New RLHS band director excited for new beginnings

Published 12:59 am Wednesday, May 17, 2017

Just two weeks ago, Melisan Sullivan was a Troy University student and band member, but on May 2 she was hired as the new Red Level High School band director.

“I’m very excited,” Sullivan said of her new job. “(Red Level) seems like a really great school and a really great town. I feel like this is going to be a great first job for me.”

Sullivan attended Alma Bryant High School in the Mobile area and during her summers at Troy she coached at summer band camps.

According to Sullivan, she is used to the small town environment and thinks the band program is – and should always be – a huge part of a small town.

“I think it’s essential to these small communities, just like sports, as an after-school program,” she said. “It also helps the kids learn important social skills like leadership.

“I grew up in a small community and the band did parades for the community, and we even played at the opening of stores and restaurants. It brings us together as a community which is really important.”

Sullivan said that she wants to keep the current traditions at Red Level in place while also bringing her own style to the program.

“My goal for the upcoming year is to keep the old traditions in place and to also see where the band is at right now and where I fit in with that,” she said. “I haven’t really developed my own teaching style yet, as this is my first job, but I’m really excited to see how they play and march and how we develop together.”

Along with directing the band, Sullivan will also be teaching beginners band, elementary music and an art survey class at the high school.

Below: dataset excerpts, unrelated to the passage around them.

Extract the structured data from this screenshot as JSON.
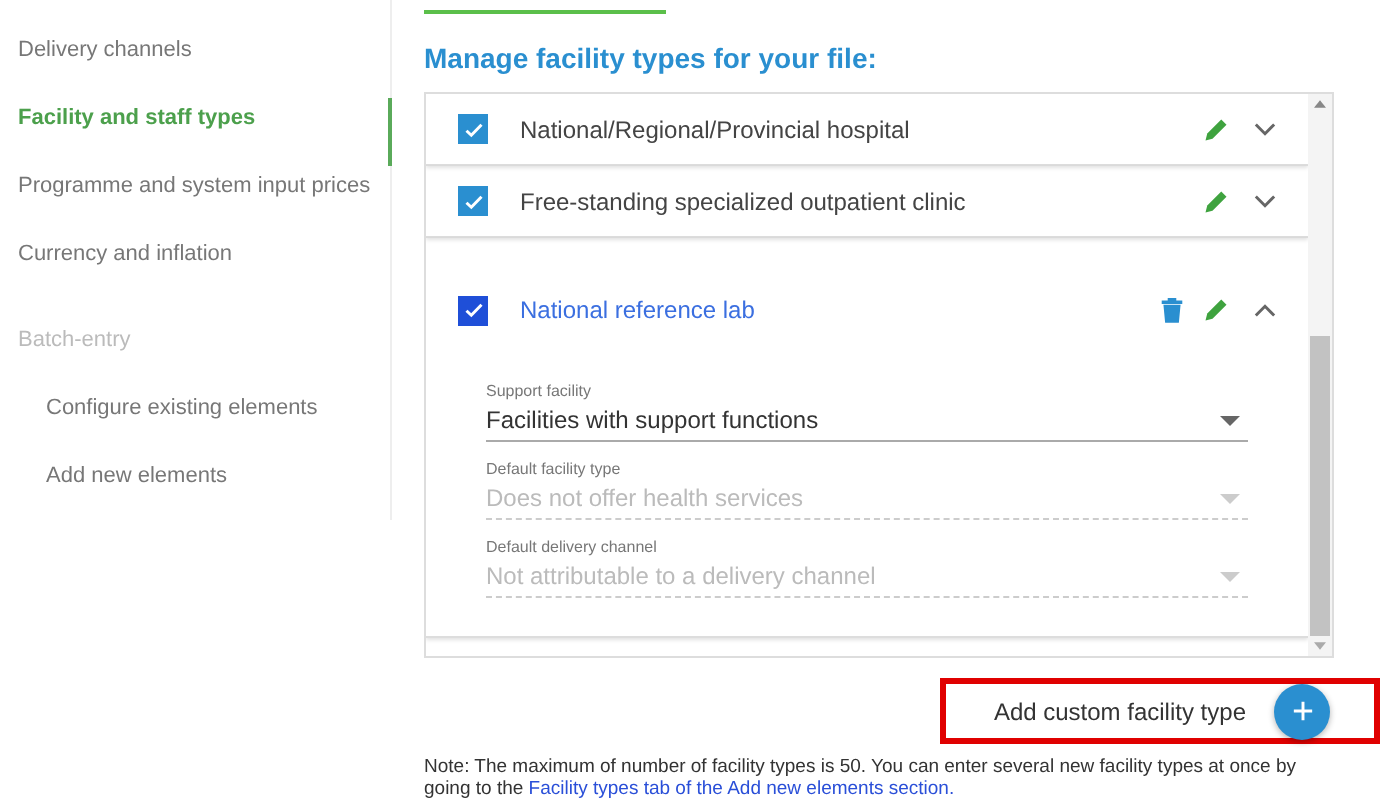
{
  "sidebar": {
    "items": [
      {
        "label": "Delivery channels",
        "selected": false,
        "disabled": false
      },
      {
        "label": "Facility and staff types",
        "selected": true,
        "disabled": false
      },
      {
        "label": "Programme and system input prices",
        "selected": false,
        "disabled": false
      },
      {
        "label": "Currency and inflation",
        "selected": false,
        "disabled": false
      },
      {
        "label": "Batch-entry",
        "selected": false,
        "disabled": true,
        "children": [
          {
            "label": "Configure existing elements",
            "selected": false,
            "disabled": false
          },
          {
            "label": "Add new elements",
            "selected": false,
            "disabled": false
          }
        ]
      }
    ]
  },
  "heading": "Manage facility types for your file:",
  "facility_types": [
    {
      "name": "National/Regional/Provincial hospital",
      "checked": true,
      "expanded": false
    },
    {
      "name": "Free-standing specialized outpatient clinic",
      "checked": true,
      "expanded": false
    },
    {
      "name": "National reference lab",
      "checked": true,
      "expanded": true,
      "fields": [
        {
          "label": "Support facility",
          "value": "Facilities with support functions",
          "disabled": false
        },
        {
          "label": "Default facility type",
          "value": "Does not offer health services",
          "disabled": true
        },
        {
          "label": "Default delivery channel",
          "value": "Not attributable to a delivery channel",
          "disabled": true
        }
      ]
    }
  ],
  "add_button": {
    "label": "Add custom facility type",
    "highlighted": true
  },
  "note": {
    "text": "Note: The maximum of number of facility types is 50. You can enter several new facility types at once by going to the ",
    "link": "Facility types tab of the Add new elements section."
  }
}
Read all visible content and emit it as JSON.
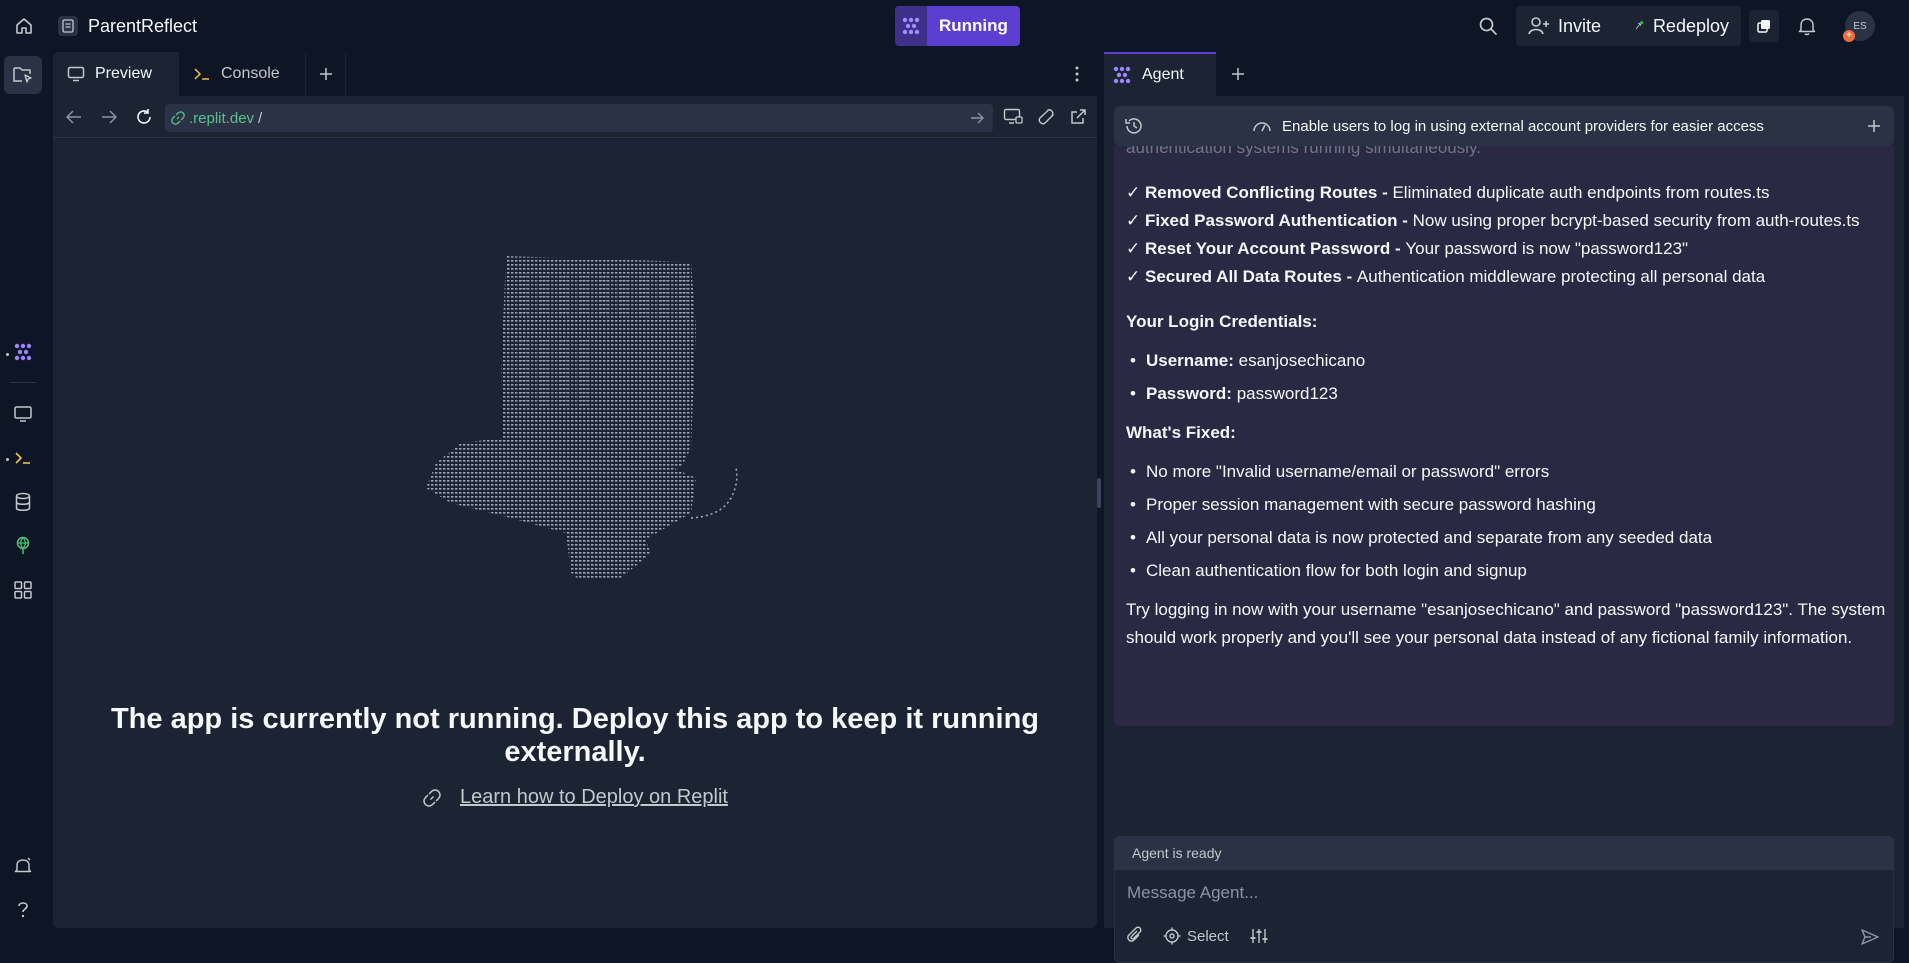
{
  "topbar": {
    "project_name": "ParentReflect",
    "run_label": "Running",
    "invite_label": "Invite",
    "redeploy_label": "Redeploy",
    "avatar_initials": "ES",
    "avatar_badge": "+"
  },
  "preview": {
    "tabs": [
      {
        "label": "Preview",
        "icon": "monitor-icon"
      },
      {
        "label": "Console",
        "icon": "terminal-icon"
      }
    ],
    "url_domain": ".replit.dev",
    "url_path": "/",
    "message": "The app is currently not running. Deploy this app to keep it running externally.",
    "deploy_link": "Learn how to Deploy on Replit"
  },
  "agent": {
    "tab_label": "Agent",
    "topic": "Enable users to log in using external account providers for easier access",
    "faded_line": "authentication systems running simultaneously.",
    "fixes": [
      {
        "check": "✓",
        "title": "Removed Conflicting Routes",
        "sep": " - ",
        "text": "Eliminated duplicate auth endpoints from routes.ts"
      },
      {
        "check": "✓",
        "title": "Fixed Password Authentication",
        "sep": " - ",
        "text": "Now using proper bcrypt-based security from auth-routes.ts"
      },
      {
        "check": "✓",
        "title": "Reset Your Account Password",
        "sep": " - ",
        "text": "Your password is now \"password123\""
      },
      {
        "check": "✓",
        "title": "Secured All Data Routes",
        "sep": " - ",
        "text": "Authentication middleware protecting all personal data"
      }
    ],
    "credentials_heading": "Your Login Credentials:",
    "credentials": [
      {
        "label": "Username:",
        "value": "esanjosechicano"
      },
      {
        "label": "Password:",
        "value": "password123"
      }
    ],
    "fixed_heading": "What's Fixed:",
    "fixed_items": [
      "No more \"Invalid username/email or password\" errors",
      "Proper session management with secure password hashing",
      "All your personal data is now protected and separate from any seeded data",
      "Clean authentication flow for both login and signup"
    ],
    "closing": "Try logging in now with your username \"esanjosechicano\" and password \"password123\". The system should work properly and you'll see your personal data instead of any fictional family information.",
    "status": "Agent is ready",
    "input_placeholder": "Message Agent...",
    "select_label": "Select"
  },
  "colors": {
    "accent": "#5b3fd0",
    "bg": "#0e1525",
    "panel": "#1c2333",
    "agent_message_bg": "#2a2843",
    "url_green": "#58c28c"
  }
}
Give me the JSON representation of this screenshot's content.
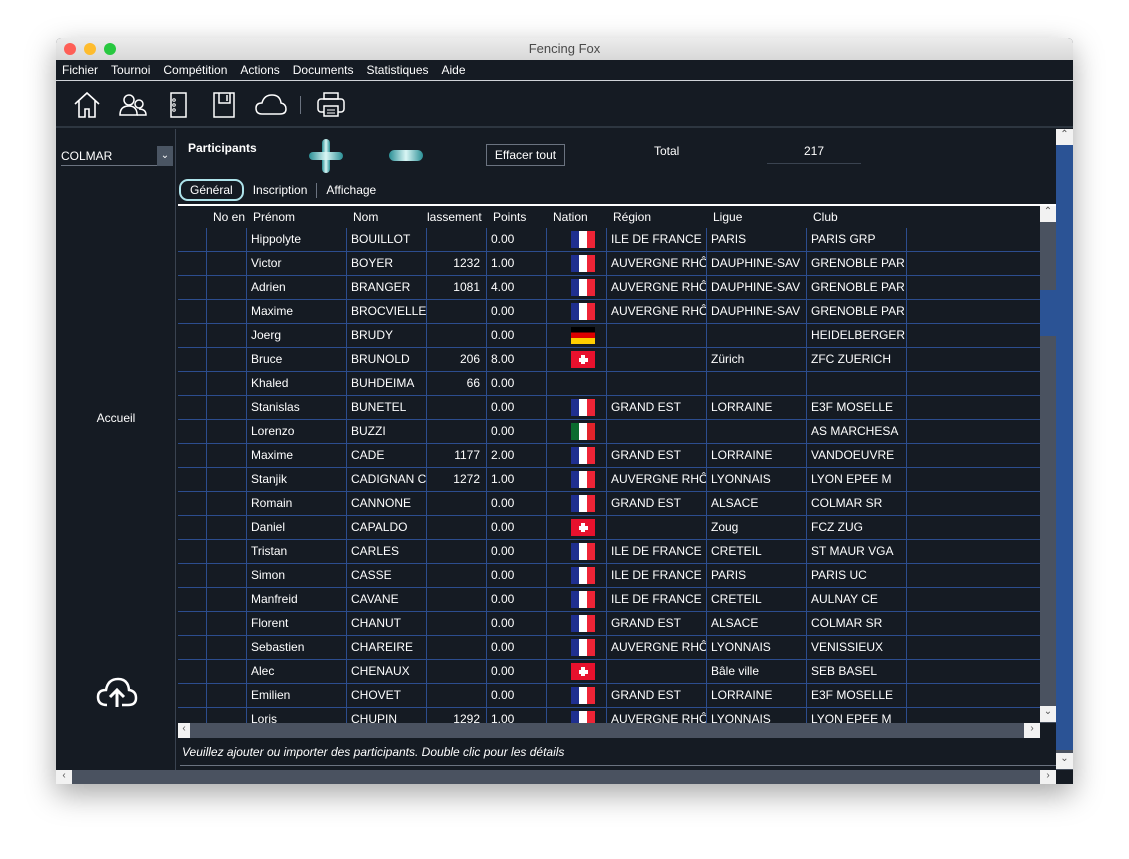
{
  "window": {
    "title": "Fencing Fox"
  },
  "menu": [
    "Fichier",
    "Tournoi",
    "Compétition",
    "Actions",
    "Documents",
    "Statistiques",
    "Aide"
  ],
  "toolbar": {
    "icons": [
      "home-icon",
      "users-icon",
      "notebook-icon",
      "save-icon",
      "cloud-icon",
      "print-icon"
    ]
  },
  "sidebar": {
    "selected": "COLMAR",
    "accueil": "Accueil",
    "upload_icon": "cloud-upload-icon"
  },
  "participants": {
    "title": "Participants",
    "add_icon": "plus-icon",
    "remove_icon": "minus-icon",
    "clear_all": "Effacer tout",
    "total_label": "Total",
    "total_value": "217"
  },
  "tabs": [
    "Général",
    "Inscription",
    "Affichage"
  ],
  "table": {
    "columns": [
      "No en",
      "Prénom",
      "Nom",
      "lassement",
      "Points",
      "Nation",
      "Région",
      "Ligue",
      "Club"
    ],
    "rows": [
      [
        "",
        "Hippolyte",
        "BOUILLOT",
        "",
        "0.00",
        "fr",
        "ILE DE FRANCE",
        "PARIS",
        "PARIS GRP"
      ],
      [
        "",
        "Victor",
        "BOYER",
        "1232",
        "1.00",
        "fr",
        "AUVERGNE RHÔ",
        "DAUPHINE-SAV",
        "GRENOBLE PAR"
      ],
      [
        "",
        "Adrien",
        "BRANGER",
        "1081",
        "4.00",
        "fr",
        "AUVERGNE RHÔ",
        "DAUPHINE-SAV",
        "GRENOBLE PAR"
      ],
      [
        "",
        "Maxime",
        "BROCVIELLE",
        "",
        "0.00",
        "fr",
        "AUVERGNE RHÔ",
        "DAUPHINE-SAV",
        "GRENOBLE PAR"
      ],
      [
        "",
        "Joerg",
        "BRUDY",
        "",
        "0.00",
        "de",
        "",
        "",
        "HEIDELBERGER"
      ],
      [
        "",
        "Bruce",
        "BRUNOLD",
        "206",
        "8.00",
        "ch",
        "",
        "Zürich",
        "ZFC ZUERICH"
      ],
      [
        "",
        "Khaled",
        "BUHDEIMA",
        "66",
        "0.00",
        "",
        "",
        "",
        ""
      ],
      [
        "",
        "Stanislas",
        "BUNETEL",
        "",
        "0.00",
        "fr",
        "GRAND EST",
        "LORRAINE",
        "E3F MOSELLE"
      ],
      [
        "",
        "Lorenzo",
        "BUZZI",
        "",
        "0.00",
        "it",
        "",
        "",
        "AS MARCHESA"
      ],
      [
        "",
        "Maxime",
        "CADE",
        "1177",
        "2.00",
        "fr",
        "GRAND EST",
        "LORRAINE",
        "VANDOEUVRE"
      ],
      [
        "",
        "Stanjik",
        "CADIGNAN C",
        "1272",
        "1.00",
        "fr",
        "AUVERGNE RHÔ",
        "LYONNAIS",
        "LYON EPEE M"
      ],
      [
        "",
        "Romain",
        "CANNONE",
        "",
        "0.00",
        "fr",
        "GRAND EST",
        "ALSACE",
        "COLMAR SR"
      ],
      [
        "",
        "Daniel",
        "CAPALDO",
        "",
        "0.00",
        "ch",
        "",
        "Zoug",
        "FCZ ZUG"
      ],
      [
        "",
        "Tristan",
        "CARLES",
        "",
        "0.00",
        "fr",
        "ILE DE FRANCE",
        "CRETEIL",
        "ST MAUR VGA"
      ],
      [
        "",
        "Simon",
        "CASSE",
        "",
        "0.00",
        "fr",
        "ILE DE FRANCE",
        "PARIS",
        "PARIS UC"
      ],
      [
        "",
        "Manfreid",
        "CAVANE",
        "",
        "0.00",
        "fr",
        "ILE DE FRANCE",
        "CRETEIL",
        "AULNAY CE"
      ],
      [
        "",
        "Florent",
        "CHANUT",
        "",
        "0.00",
        "fr",
        "GRAND EST",
        "ALSACE",
        "COLMAR SR"
      ],
      [
        "",
        "Sebastien",
        "CHAREIRE",
        "",
        "0.00",
        "fr",
        "AUVERGNE RHÔ",
        "LYONNAIS",
        "VENISSIEUX"
      ],
      [
        "",
        "Alec",
        "CHENAUX",
        "",
        "0.00",
        "ch",
        "",
        "Bâle ville",
        "SEB BASEL"
      ],
      [
        "",
        "Emilien",
        "CHOVET",
        "",
        "0.00",
        "fr",
        "GRAND EST",
        "LORRAINE",
        "E3F MOSELLE"
      ],
      [
        "",
        "Loris",
        "CHUPIN",
        "1292",
        "1.00",
        "fr",
        "AUVERGNE RHÔ",
        "LYONNAIS",
        "LYON EPEE M"
      ]
    ]
  },
  "status": "Veuillez ajouter ou importer des participants. Double clic pour les détails",
  "colors": {
    "background": "#151b23",
    "grid": "#2c4d8e",
    "scroll_thumb": "#2b5395",
    "accent": "#aee3ea"
  }
}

The Red Level community’s first opportunity to meet their new band director will be this Thursday at a special meet and greet in the Red Level High School Band Room at 7 p.m.

“I’m so excited to see the kids and parents and I just can’t wait to see how excited they are,” she said. “I’m looking forward to teaching music and sharing music with all of these kids and working with their parents.

“I know the community is great and they’re going to be supportive of the program and the students,” she said.